12.3 Recording call order vs ignoring it¶
If you want to apply options in a specific order regardless of caller order, sort them inside the constructor — but this is almost always overengineering. Order is the caller's contract. Don't take it away from them silently.
13. Quick test¶
Q1. Why is this option function wrong?
func WithTimeout(d time.Duration) Option {
if d <= 0 {
d = 30 * time.Second
}
return func(s *Server) { s.readTimeout = d }
}
Answer
The default lives in the option, not in the constructor. If `NewServer` later changes its default to `60 * time.Second`, callers who passed `WithTimeout(0)` still get `30s`. Defaults must have one source of truth, and that source is the constructor's initial struct literal.Q2. What's the output?
package main
import "fmt"
type T struct{ v int }
type Option func(*T)
func With(n int) Option { return func(t *T) { t.v = n } }
func New(opts ...Option) *T {
t := &T{v: 10}
for _, o := range opts { o(t) }
return t
}
func main() {
t := New(With(20), With(30), With(40))
fmt.Println(t.v)
}
Answer
`40`. Options run in order; each call to `With` returns a function that overwrites `t.v`. The last one wins.Q3. Should this constructor return an error?
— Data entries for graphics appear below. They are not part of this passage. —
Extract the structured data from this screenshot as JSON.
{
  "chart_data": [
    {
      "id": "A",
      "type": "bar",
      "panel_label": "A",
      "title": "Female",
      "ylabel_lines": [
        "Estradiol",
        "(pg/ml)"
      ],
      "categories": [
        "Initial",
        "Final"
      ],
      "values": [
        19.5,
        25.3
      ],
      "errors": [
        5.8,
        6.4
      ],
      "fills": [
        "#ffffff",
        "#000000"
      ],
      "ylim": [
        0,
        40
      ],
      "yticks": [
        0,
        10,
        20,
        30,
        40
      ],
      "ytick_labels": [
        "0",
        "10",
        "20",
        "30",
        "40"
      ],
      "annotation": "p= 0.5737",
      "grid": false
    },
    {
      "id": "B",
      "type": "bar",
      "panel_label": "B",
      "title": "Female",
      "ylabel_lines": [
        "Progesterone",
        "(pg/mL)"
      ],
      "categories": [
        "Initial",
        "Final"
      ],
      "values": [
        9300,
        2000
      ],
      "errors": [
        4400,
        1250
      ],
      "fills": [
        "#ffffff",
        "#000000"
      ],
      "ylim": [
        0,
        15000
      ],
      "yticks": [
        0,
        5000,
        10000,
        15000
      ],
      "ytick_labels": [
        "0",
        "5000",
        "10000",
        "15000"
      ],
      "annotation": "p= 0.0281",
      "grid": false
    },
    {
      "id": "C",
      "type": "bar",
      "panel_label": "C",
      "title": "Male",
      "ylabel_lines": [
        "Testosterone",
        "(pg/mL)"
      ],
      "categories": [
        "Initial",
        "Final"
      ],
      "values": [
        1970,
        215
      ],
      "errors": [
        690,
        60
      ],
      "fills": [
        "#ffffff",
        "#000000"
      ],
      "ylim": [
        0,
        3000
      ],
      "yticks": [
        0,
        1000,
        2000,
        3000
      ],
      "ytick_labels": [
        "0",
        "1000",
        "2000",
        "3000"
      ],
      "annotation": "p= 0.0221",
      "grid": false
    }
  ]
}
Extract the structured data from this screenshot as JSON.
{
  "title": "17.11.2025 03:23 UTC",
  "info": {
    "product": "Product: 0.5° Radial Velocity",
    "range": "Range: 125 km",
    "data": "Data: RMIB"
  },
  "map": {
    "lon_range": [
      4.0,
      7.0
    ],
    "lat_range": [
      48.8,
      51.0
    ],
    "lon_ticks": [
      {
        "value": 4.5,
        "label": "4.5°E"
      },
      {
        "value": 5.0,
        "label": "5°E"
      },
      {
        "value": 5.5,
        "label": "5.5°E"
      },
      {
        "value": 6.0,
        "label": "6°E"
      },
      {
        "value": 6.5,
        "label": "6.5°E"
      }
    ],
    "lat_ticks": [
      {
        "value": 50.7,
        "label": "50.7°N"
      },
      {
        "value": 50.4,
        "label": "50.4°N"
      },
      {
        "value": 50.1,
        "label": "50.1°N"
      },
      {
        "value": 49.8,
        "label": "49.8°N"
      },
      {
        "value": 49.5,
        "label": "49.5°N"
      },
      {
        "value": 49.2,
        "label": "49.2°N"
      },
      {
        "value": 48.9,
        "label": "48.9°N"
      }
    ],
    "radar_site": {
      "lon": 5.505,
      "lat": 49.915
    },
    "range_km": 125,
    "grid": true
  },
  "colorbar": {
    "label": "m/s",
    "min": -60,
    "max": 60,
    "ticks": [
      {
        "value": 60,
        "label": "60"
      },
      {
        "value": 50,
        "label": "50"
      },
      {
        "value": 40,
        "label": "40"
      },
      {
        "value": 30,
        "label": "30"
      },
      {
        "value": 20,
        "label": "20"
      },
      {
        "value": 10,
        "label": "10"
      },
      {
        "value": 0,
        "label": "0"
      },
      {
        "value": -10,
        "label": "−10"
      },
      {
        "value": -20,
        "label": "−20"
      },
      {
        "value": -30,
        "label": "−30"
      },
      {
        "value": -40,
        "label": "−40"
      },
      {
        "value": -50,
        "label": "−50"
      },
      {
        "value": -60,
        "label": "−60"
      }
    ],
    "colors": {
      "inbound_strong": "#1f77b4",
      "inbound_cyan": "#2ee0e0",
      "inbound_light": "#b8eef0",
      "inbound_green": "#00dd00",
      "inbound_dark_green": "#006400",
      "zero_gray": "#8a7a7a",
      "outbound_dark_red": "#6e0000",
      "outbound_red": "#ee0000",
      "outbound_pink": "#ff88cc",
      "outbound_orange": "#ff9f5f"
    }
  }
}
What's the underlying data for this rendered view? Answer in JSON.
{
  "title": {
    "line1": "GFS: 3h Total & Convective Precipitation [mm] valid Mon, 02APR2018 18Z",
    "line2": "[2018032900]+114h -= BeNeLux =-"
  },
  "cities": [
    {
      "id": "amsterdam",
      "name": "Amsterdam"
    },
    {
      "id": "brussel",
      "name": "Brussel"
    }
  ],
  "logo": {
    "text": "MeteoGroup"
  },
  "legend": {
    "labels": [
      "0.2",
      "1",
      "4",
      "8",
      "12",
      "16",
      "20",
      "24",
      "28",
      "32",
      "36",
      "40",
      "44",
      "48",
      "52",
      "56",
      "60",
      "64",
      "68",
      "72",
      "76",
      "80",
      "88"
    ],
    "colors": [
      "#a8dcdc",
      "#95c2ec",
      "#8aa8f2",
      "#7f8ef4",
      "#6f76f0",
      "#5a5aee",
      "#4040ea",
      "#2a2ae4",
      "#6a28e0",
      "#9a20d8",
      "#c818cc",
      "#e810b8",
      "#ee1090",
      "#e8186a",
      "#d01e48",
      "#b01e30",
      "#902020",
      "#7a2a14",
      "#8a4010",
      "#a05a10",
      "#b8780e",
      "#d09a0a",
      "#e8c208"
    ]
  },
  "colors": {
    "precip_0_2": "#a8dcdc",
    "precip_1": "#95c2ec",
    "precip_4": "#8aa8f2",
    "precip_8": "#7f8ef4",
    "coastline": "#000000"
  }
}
func NewServer(addr string, opts ...Option) *Server {
s := &Server{addr: addr}
for _, opt := range opts { opt(s) }
return s
}
Answer
Depends. If no option can fail and there's no validation, no. If you want to validate cross-option invariants (e.g., `readTimeout > 0`, `tls` and `addr` consistent), then yes — return `(*Server, error)`. Functional-options purists keep the constructor infallible and put validation in `s.Validate()` or in `s.Start()`. Both are valid.14. Cheat sheet¶
| What | How |
|---|---|
| Option type | type Option func(*T) |
| Option constructor name | WithX, returns Option |
| Apply options | for _, opt := range opts { opt(t) } |
| Defaults | Set in constructor before the loop |
| Required params | Positional, before opts ...Option |
| Validation | After the loop; return error if needed |
| Multiple targets in one package | Suffix the option type (ServerOption, ClientOption) |
| Nil-safe | if opt == nil { continue } — optional, be consistent |
15. What to learn next¶
In order:
- middle.md — Generic options, error-returning options, options as a slice, applying options to nested structs, comparison with the config-struct pattern in detail.
- 02-builder-pattern — When functional options aren't enough (complex multi-stage construction, conditional fields).
- 03-strategy-pattern — A related pattern where the behaviour, not just configuration, is what varies.
The functional-options pattern is one of the few that Go originated rather than borrowed. It exists because of the language's small surface (no overloading, no defaults, no keyword args) — and once you've internalised it, you'll see it in nearly every well-designed Go library: grpc-go, zap, chi, tracer, prometheus. Read those packages with this file in hand.